The time has come to put control over IT security into the hands of the developers who increasingly are being held accountable for it. To make that possible, Signal Sciences has launched a Web Protection Platform (WPP) capable of inspecting traffic in real time across multiple deployment models.
Intended as a replacement for more traditional web applications firewalls (WAF), WPP redirects any suspicious traffic to a cloud analytics engine without adding any meaningful overhead in terms of overall latency, says Signal Sciences CEO Andrew Peterson.
What makes WPP unique, he notes, is that it can be deployed in three different modes. When deployed on a local server, no changes to the application code are required. WPP also can be deployed as a reverse proxy in from of a web server. But from a DevSecOps perspective, the most flexible options is to deploy WPP in a runtime application self protection (RASP) mode that allows developers to embed WPP directly into their source code. In the later instance, Peterson says developers can assume security responsibility for their own applications, in keeping with process employed by organizations that have implemented advanced DevOps processes.
Peterson says WPP not only provides protection against the top 10 most common web applications threats, but it also thwarts distributed denial of service (DDoS) attacks, account takeover and even attacks employing malware embedded in custom business logic.
Regardless of the delivery model, Peterson says it’s become apparent that legacy WAF are not able to secure modern applications based on containers and microservices, Embedding WPP in application source code enables developers to embed a cybersecurity defense mechanism in each container-based microservice in a way that scales over time.
As part of its commitment to DevSecOps, Signal Sciences has created 16 pre-built integrations with a range of third-party DevOps tools and security technologies, including Atlassian JIRA software, Datadog, PagerDuty, Slack and Splunk. In addition, DevOps teams can take advantage of an application programming interface (API) that Signal Sciences has developed to integrate WPP with other applications.
Of course, the whole DevSecOps movement is only in its infancy. Most IT organizations are still struggling with the concept. It’s also not clear how much IT security professionals will be comfortable relinquishing control over application security to developers. However, Signal Sciences claims that 95 percent of its customers have implemented automated blocking, versus only 10 percent to 15 percent of IT organizations that have implemented a WAF.

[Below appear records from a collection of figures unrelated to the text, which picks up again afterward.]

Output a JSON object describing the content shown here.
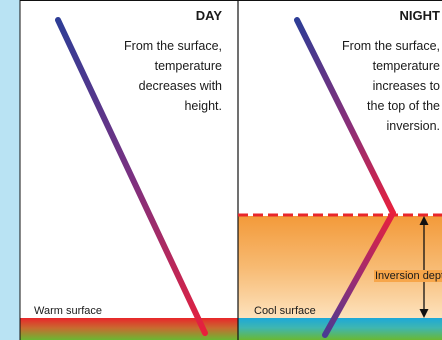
{
  "day": {
    "title": "DAY",
    "description_lines": [
      "From the surface,",
      "temperature",
      "decreases with",
      "height."
    ],
    "surface_label": "Warm surface"
  },
  "night": {
    "title": "NIGHT",
    "description_lines": [
      "From the surface,",
      "temperature",
      "increases to",
      "the top of the",
      "inversion."
    ],
    "surface_label": "Cool surface",
    "depth_label": "Inversion depth"
  },
  "colors": {
    "page_background": "#b9e3f3",
    "line_cold": "#2e3d96",
    "line_warm": "#e8203c",
    "warm_surface_top": "#e8262a",
    "ground_green": "#6ab832",
    "inversion_top": "#e8262a",
    "inversion_orange": "#f39a3a",
    "inversion_pale": "#fcdcb0",
    "cool_surface": "#1da8d8"
  }
}
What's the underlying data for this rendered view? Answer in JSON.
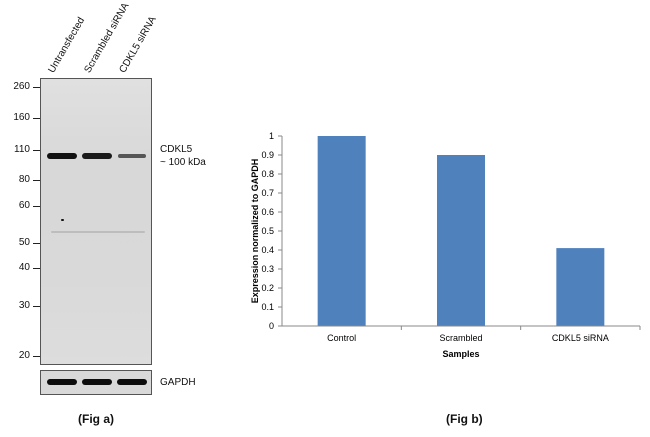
{
  "blot": {
    "lanes": [
      "Untransfected",
      "Scrambled siRNA",
      "CDKL5 siRNA"
    ],
    "markers": [
      "260",
      "160",
      "110",
      "80",
      "60",
      "50",
      "40",
      "30",
      "20"
    ],
    "band_label_1": "CDKL5",
    "band_label_2": "~ 100 kDa",
    "loading_label": "GAPDH",
    "caption": "(Fig a)"
  },
  "chart_data": {
    "type": "bar",
    "categories": [
      "Control",
      "Scrambled",
      "CDKL5 siRNA"
    ],
    "values": [
      1.0,
      0.9,
      0.41
    ],
    "xlabel": "Samples",
    "ylabel": "Expression normalized to GAPDH",
    "ylim": [
      0,
      1
    ],
    "yticks": [
      "0",
      "0.1",
      "0.2",
      "0.3",
      "0.4",
      "0.5",
      "0.6",
      "0.7",
      "0.8",
      "0.9",
      "1"
    ],
    "bar_color": "#4f81bd",
    "grid": false,
    "legend": "none",
    "caption": "(Fig b)"
  }
}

Signal Sciences is betting that in much the same way they now exercise more influence over IT operation, developers will play a much larger role in IT security. In fact, as developers are held more accountable for application security, Peterson says many of them will demand to be able to programmatically implement IT security controls. Naturally, there’s no such thing as perfect security. But is the case of application security, DevSecOps may turn out to be our only hope.